Costumava dizer, quando pequena,
que ela era minha mãe de chocolate, enquanto ela me dizia - Deus me deu uma filha
de leite, enviada como um presente todo especial por Nossa Senhora. Não tinha o
hábito de chamá-la de senhora, tampouco ela gostava, ainda se sentia leve
apesar do peso dos anos. Morávamos numa cidade pequena, cujos gracejos, pela
inclemência da quentura, era chamada de Morada do Sol. Nas lides da vida, o
leite da minha pele, virou pingado e, assim, me avizinhava mais com aquela que
me ensinou a nadar nos açudes aos pés dos lajeiros.
Não erámos apenas nós duas,
os agregados, os filhotes e os vizinhos sempre estavam a habitar a sombra que
nosso teto ofertava, quente e cheiroso de café. Um dia caiu de virmos para
cidade grande, já não era nos açudes que brincávamos na liquidez de tanta água.

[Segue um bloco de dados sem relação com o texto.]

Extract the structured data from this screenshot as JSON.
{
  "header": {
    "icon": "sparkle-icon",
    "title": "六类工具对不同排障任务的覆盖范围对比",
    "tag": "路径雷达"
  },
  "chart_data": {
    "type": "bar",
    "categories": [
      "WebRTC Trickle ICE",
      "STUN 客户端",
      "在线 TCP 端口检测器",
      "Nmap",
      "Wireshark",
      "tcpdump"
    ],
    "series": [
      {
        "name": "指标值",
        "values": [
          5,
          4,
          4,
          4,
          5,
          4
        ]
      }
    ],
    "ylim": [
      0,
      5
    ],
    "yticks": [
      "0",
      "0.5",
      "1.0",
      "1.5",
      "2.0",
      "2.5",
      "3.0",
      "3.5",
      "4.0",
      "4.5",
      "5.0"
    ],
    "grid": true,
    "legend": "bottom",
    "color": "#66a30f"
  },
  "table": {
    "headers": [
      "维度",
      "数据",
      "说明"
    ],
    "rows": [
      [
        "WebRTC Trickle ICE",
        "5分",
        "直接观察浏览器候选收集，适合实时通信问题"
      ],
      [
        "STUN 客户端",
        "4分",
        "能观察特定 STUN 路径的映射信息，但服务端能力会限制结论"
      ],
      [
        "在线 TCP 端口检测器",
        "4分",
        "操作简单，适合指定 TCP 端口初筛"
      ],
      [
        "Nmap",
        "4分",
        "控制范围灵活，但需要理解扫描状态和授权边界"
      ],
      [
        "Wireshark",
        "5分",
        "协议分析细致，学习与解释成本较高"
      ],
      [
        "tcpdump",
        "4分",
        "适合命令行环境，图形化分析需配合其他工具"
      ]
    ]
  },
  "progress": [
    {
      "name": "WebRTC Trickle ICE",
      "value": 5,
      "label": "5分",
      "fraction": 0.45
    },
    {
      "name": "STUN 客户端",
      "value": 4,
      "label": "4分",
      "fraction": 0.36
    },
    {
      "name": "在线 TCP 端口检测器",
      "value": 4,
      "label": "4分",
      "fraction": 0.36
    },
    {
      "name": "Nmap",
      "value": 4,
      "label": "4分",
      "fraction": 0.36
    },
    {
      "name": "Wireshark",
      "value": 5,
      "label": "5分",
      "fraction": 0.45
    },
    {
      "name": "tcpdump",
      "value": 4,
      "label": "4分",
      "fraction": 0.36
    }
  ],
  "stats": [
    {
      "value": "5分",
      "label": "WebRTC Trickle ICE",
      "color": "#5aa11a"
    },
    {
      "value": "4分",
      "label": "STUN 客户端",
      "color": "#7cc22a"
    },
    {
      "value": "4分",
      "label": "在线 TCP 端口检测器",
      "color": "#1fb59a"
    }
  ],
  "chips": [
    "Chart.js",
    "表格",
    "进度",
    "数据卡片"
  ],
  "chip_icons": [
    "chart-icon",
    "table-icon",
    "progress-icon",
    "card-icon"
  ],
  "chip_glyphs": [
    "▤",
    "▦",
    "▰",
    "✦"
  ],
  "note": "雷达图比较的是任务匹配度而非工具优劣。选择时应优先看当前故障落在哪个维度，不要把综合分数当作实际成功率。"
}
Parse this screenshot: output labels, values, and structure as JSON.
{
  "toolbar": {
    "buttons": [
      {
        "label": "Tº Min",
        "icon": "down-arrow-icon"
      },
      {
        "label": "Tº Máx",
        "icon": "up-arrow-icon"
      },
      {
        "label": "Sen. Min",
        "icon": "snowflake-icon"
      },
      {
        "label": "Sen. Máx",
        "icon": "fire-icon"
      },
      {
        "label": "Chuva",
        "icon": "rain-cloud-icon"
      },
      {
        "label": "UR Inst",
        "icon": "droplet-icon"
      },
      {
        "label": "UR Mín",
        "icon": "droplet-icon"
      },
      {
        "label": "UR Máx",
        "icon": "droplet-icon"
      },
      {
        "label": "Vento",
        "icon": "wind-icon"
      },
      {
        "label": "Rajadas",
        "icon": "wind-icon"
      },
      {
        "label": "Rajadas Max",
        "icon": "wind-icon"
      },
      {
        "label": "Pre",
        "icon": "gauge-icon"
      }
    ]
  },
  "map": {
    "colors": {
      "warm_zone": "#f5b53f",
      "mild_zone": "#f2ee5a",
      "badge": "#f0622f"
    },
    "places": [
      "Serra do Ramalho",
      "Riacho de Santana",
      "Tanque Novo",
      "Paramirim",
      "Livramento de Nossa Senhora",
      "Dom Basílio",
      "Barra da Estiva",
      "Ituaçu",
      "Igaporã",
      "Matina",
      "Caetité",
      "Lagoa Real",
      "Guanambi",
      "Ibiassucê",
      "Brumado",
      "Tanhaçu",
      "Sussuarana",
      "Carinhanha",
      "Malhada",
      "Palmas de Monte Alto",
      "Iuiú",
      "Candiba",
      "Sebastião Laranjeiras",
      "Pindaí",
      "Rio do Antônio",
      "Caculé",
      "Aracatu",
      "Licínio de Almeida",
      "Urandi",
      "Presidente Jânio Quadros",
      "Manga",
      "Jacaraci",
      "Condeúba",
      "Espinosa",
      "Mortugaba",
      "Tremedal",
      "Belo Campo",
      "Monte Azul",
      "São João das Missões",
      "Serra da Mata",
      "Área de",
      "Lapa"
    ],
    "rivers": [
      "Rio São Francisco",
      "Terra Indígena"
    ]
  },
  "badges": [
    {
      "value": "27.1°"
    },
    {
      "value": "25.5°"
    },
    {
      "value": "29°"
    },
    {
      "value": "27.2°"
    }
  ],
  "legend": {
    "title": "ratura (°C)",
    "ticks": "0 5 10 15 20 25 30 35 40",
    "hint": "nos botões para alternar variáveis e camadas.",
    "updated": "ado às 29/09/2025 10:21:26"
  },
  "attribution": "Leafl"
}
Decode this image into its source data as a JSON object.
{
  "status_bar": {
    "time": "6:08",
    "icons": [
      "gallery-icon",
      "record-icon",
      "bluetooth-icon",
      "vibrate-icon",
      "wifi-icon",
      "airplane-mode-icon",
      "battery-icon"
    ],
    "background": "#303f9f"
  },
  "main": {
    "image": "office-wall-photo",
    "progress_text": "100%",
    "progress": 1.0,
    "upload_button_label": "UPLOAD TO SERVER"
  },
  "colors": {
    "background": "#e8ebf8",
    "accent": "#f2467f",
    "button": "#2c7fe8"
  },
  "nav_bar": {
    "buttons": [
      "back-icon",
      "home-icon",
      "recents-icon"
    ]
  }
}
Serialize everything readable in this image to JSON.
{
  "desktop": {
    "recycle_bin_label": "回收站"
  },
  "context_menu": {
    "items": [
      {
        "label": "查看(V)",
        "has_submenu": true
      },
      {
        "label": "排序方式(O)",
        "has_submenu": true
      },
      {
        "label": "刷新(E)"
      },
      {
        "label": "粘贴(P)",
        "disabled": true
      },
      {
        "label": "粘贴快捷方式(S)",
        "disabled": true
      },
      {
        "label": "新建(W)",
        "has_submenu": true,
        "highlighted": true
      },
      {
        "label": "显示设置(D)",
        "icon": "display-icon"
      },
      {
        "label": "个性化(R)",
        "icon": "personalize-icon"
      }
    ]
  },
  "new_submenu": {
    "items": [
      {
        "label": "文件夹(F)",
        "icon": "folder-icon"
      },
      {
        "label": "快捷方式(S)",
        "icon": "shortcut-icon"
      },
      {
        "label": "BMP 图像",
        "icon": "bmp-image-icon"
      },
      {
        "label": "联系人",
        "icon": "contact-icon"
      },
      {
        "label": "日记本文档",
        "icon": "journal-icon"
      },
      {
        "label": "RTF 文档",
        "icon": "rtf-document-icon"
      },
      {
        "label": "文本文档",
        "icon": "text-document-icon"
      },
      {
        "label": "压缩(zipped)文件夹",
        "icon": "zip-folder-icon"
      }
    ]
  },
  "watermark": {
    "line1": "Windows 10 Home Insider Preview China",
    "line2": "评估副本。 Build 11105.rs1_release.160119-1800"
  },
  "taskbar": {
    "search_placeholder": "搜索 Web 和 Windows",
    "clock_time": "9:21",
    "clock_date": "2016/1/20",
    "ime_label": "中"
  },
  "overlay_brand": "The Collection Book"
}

E o sol, esse ainda companhia das nossas peles, parecia melhor parceiro,
diante dessa água sem horizonte. Apegada que era aos meus caminhos já sem
vistas, sentia vontades de retorno. Ela não, ela, toda aventureira, pegava as
ondas como se fossem as pérolas de uma vida inteira e dizia: um dia, ainda em
dezembro, desse mar, chego ao Rio.
Mas foi em Janeiro que
ela se apoiou em meus braços quando a levei, caída, ao hospital. De hospital em
hospital, íamos sendo transferidas, como uma carga qualquer, sem plástico-bolha,
sem o carimbo das entregas preciosas, a ocupar corredores, ouvindo o
refrão de uma música maldita, não temos leito, não temos pino, não temos médicos.
Enquanto ela nos meus
braços se apoiava, a abraçava como se nosso corpo junto fizesse a mais gostosa
das combinações. Meu corpo leite, pingado de café, ela toda chocolate, nos
marinando juntas. A multidão, que também estava à deriva, naquela maquinaria
tão gélida, sentiu o sol na nossa pele e se aproximava para, talvez, se banhar. Indagaram-me muito, vendo a mistura das cores, quem é ela? Ela,
eu dizia, foi um presente divino, enviado para adocicar a vida, minha mãe, e
esse foi o último de seus sorrisos que tive o prazer de guardar em mim. Alguns poucos dos muitos sem jaleco, ocupando a esterilidade daquele corredor, perguntavam se estávamos precisando de algo,
quando, na urgência daquele tsunami, respondi, numa voz surda, que num coro
interno, reverberou em uníssono na multidão, por favor, (mais) médicos.
Ps. Janeiro se aproxima
e um dia irei ao Rio, levá-la comigo, porque ela ainda habita minha pele. Sem mais.